There is no doubt that funding scientific research is costly. The Hubble Space Telescope cost US taxpayers a staggering $1.5 billion to build, making it one of the most expensive pieces of scientific equipment ever made.

Of course, the fact that Hubble has added to our knowledge of the universe is payment enough; since its launch in 1990 Hubble has helped scientists calculate the age of our universe, advanced our understanding of black holes, and sent us breathtaking pictures of the birth of distant stars.

According to Dr Ross Wilkinson, executive director of the Australian National Data Service, Hubble is also one of the best examples of a healthy return on investment in scientific research.

This is because raw data from the telescope has been available for the past 20 years to whoever wants it, resulting in an archive that generates $1 million (€728,000) per annum in revenue.

Having an open data policy has, in other words, doubled Hubble’s return on investment.

This example from Wilkinson perhaps best illustrates the reason why 477 academics and policymakers from around the globe gathered in Dublin last week for the Research Data Alliance’s Third Plenary Meeting.

Rather than being a niche gathering, it was a place for people who "care about how the sharing of research data can progress to discoveries that have the potential to be of benefit to all," said Dr Ruth Adler, the Australian ambassador to Ireland.

Research data is costly enough and difficult enough to generate in the first place; having it sitting forgotten on a hard drive somewhere, never to be shared, is not only careless but also not in the spirit of scientific endeavour.

A 2013 study found that the amount of scientific data being generated is increasing by 30 per cent year on year and, worryingly, 80 per cent of all scientific data is lost within two decades.

Reproducibility
One of the reasons it is so important to prevent this data loss is reproducibility, says Prof Alan Smeaton, director of the Insight Centre for Data Analytics, Dublin City University.

“A researcher’s data should be publicly and easily available.
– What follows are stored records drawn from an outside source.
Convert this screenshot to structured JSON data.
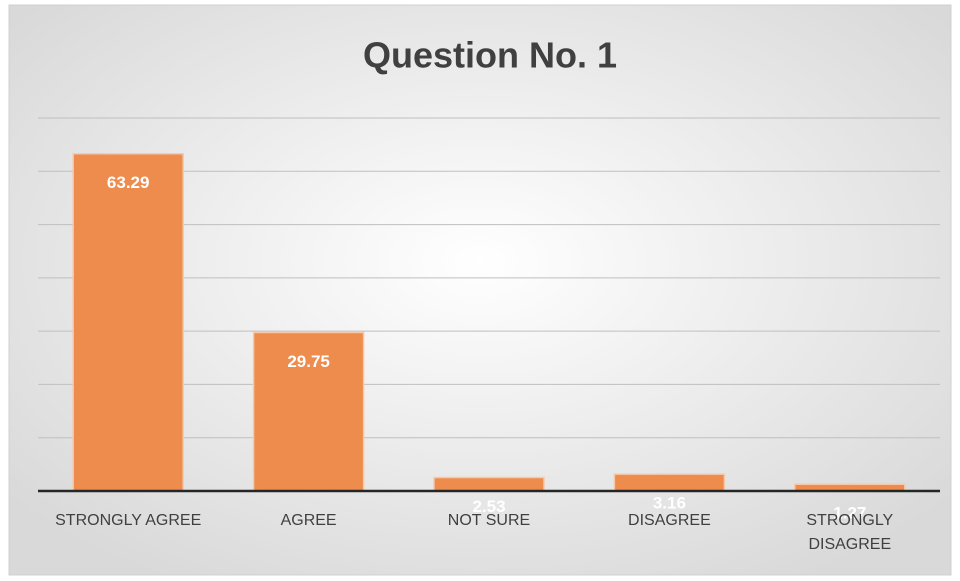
{
  "chart_data": {
    "type": "bar",
    "title": "Question No. 1",
    "categories": [
      "STRONGLY AGREE",
      "AGREE",
      "NOT SURE",
      "DISAGREE",
      "STRONGLY DISAGREE"
    ],
    "values": [
      63.29,
      29.75,
      2.53,
      3.16,
      1.27
    ],
    "color": "#ee8c4d",
    "ylim": [
      0,
      70
    ],
    "yticks": [
      0,
      10,
      20,
      30,
      40,
      50,
      60,
      70
    ],
    "grid": true
  }
}
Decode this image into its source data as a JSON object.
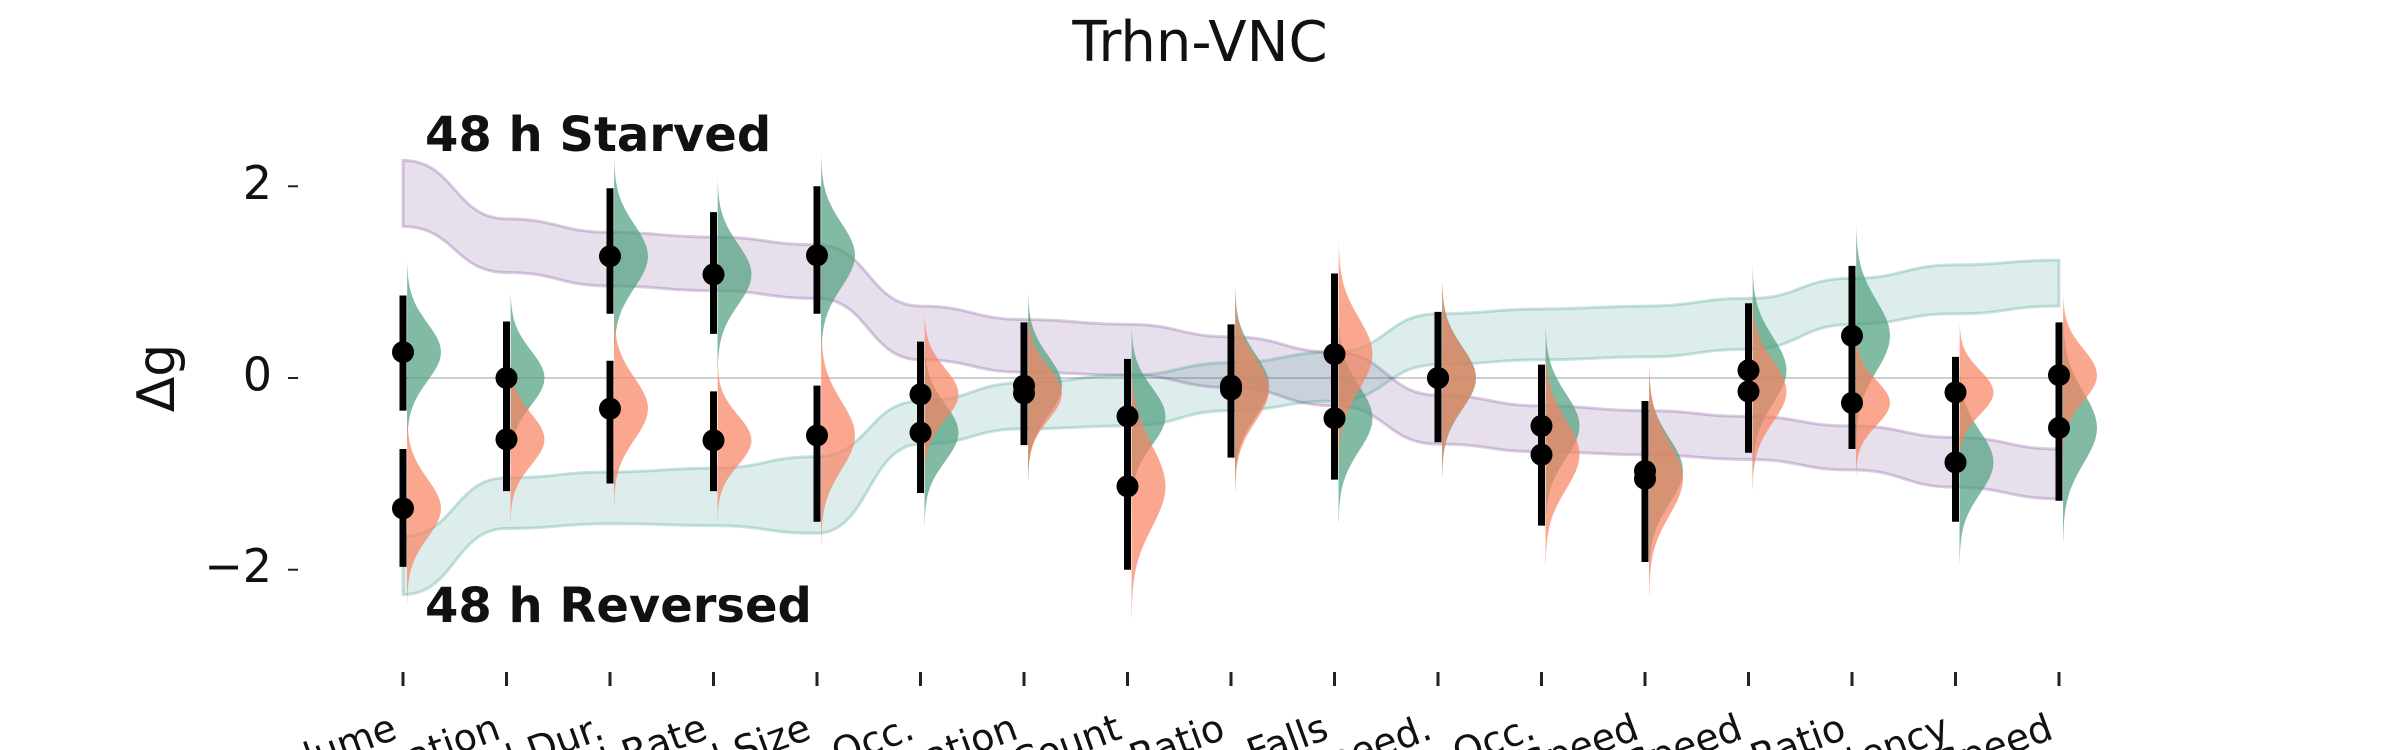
{
  "chart_data": {
    "type": "raincloud",
    "title": "Trhn-VNC",
    "y_label": "Δg",
    "categories": [
      "olume",
      "ation",
      "l Dur.",
      "l Rate",
      "l Size",
      "Occ.",
      "ation",
      "Count",
      "Ratio",
      "Falls",
      "peed.",
      "Occ.",
      "Speed",
      "Speed",
      "Ratio",
      "tency",
      "Speed"
    ],
    "ylim": [
      -2.9,
      2.9
    ],
    "yticks": [
      {
        "value": -2,
        "label": "−2"
      },
      0,
      2
    ],
    "reference_line": 0,
    "series": [
      {
        "color": "#4c9e7c",
        "values": [
          0.27,
          0.0,
          1.27,
          1.08,
          1.28,
          -0.57,
          -0.08,
          -0.4,
          -0.08,
          -0.42,
          0.0,
          -0.5,
          -0.97,
          0.08,
          0.44,
          -0.88,
          -0.52
        ],
        "ci_low": [
          -0.34,
          -0.55,
          0.67,
          0.46,
          0.67,
          -1.2,
          -0.65,
          -1.0,
          -0.75,
          -1.06,
          -0.6,
          -1.2,
          -1.6,
          -0.6,
          -0.3,
          -1.5,
          -1.28
        ],
        "ci_high": [
          0.86,
          0.59,
          1.98,
          1.73,
          2.0,
          0.0,
          0.58,
          0.2,
          0.56,
          0.3,
          0.69,
          0.14,
          -0.24,
          0.78,
          1.17,
          -0.2,
          0.2
        ]
      },
      {
        "color": "#f98160",
        "values": [
          -1.36,
          -0.64,
          -0.32,
          -0.65,
          -0.6,
          -0.17,
          -0.16,
          -1.13,
          -0.12,
          0.25,
          0.0,
          -0.8,
          -1.05,
          -0.14,
          -0.26,
          -0.15,
          0.03
        ],
        "ci_low": [
          -1.97,
          -1.18,
          -1.1,
          -1.18,
          -1.5,
          -0.7,
          -0.7,
          -2.0,
          -0.83,
          -0.4,
          -0.67,
          -1.54,
          -1.92,
          -0.78,
          -0.74,
          -0.7,
          -0.5
        ],
        "ci_high": [
          -0.74,
          -0.1,
          0.18,
          -0.14,
          -0.08,
          0.38,
          0.4,
          -0.3,
          0.5,
          1.09,
          0.6,
          -0.1,
          -0.4,
          0.5,
          0.2,
          0.22,
          0.58
        ]
      }
    ],
    "bands": [
      {
        "name": "48 h Starved",
        "color": "#5c1f7a",
        "upper": [
          2.27,
          1.66,
          1.52,
          1.47,
          1.39,
          0.75,
          0.61,
          0.56,
          0.43,
          0.27,
          -0.18,
          -0.29,
          -0.34,
          -0.4,
          -0.5,
          -0.62,
          -0.74
        ],
        "lower": [
          1.58,
          1.1,
          0.96,
          0.91,
          0.83,
          0.19,
          0.06,
          0.03,
          -0.1,
          -0.29,
          -0.69,
          -0.77,
          -0.8,
          -0.85,
          -0.96,
          -1.14,
          -1.26
        ]
      },
      {
        "name": "48 h Reversed",
        "color": "#0e7f78",
        "upper": [
          -1.65,
          -1.04,
          -0.98,
          -0.94,
          -0.82,
          -0.24,
          -0.05,
          0.03,
          0.16,
          0.27,
          0.67,
          0.72,
          0.75,
          0.83,
          1.04,
          1.18,
          1.23
        ],
        "lower": [
          -2.26,
          -1.57,
          -1.52,
          -1.54,
          -1.62,
          -0.69,
          -0.53,
          -0.5,
          -0.34,
          -0.24,
          0.14,
          0.19,
          0.22,
          0.3,
          0.56,
          0.67,
          0.75
        ]
      }
    ]
  }
}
It doesn’t matter whether you’re in astronomy or the arts – you use data.

“What you, as a researcher, want to happen is to have other people build upon your work. It’s an unnecessary burden if they have to go recreate all of that data.”

To paraphrase Isaac Newton’s famous utterance, Smeaton explains how science works: “We build on the shoulders of others by using their data.”

Data sharing is also important to the public, explains Smeaton, because, for the most part, science is funded by the public purse, so the public should demand and get easier access to research outputs. In terms of publications, this is now becoming standard as mandated by funding agencies.

A scientific paper is only the tip of the iceberg in terms of what is visible of a researcher's work to the outside world, says Mercè Crosas, director of Data Science at the Institute for Quantitative Social Science (IQSS) at Harvard University.

“The researcher’s output in terms of contribution to scientific progress is much bigger than this. The data and analysis associated with those claims are fundamental to understanding what the paper in a sense advertises,” she explains.

In the absence of sharing data and methodology, it's hard to validate or understand scientific works.

Guidelines
To this end Crosas's team at the IQSS provide data publishing guidelines and create tools for scientists to access and re-use existing research data.

According to Crosas, to some extent data collection, preparation, cleaning and analysis is 80 per cent of the work and not being able to re-use and value that effort “would be a shame, right?” he says.

Scientific data for the masses isn’t an altruistic gesture; it translates directly to innovation and the potential for industry collaboration.

Dr Sandra Collins, director of the Digital Repository of Ireland, gave a concrete example of why industry should care about publicly available scientific data.

She explained that existing datasets could be used right now by technology startups interested in creating useful smartphone or web apps.

Prof Mark Ferguson, director general of Science Foundation Ireland and chief scientific adviser to the Government, addressed the conference with some attractive statistics on why data sharing might appeal to the researcher who is covetous of their data.

The most successful research papers, he says, in terms of citations by other scientists, are those resulting from industry collaboration as well as national and international collaboration.

Papers arising from data siloed within a researcher’s own department were far less likely to succeed, a compelling argument to all academic for embracing open data and collaboration.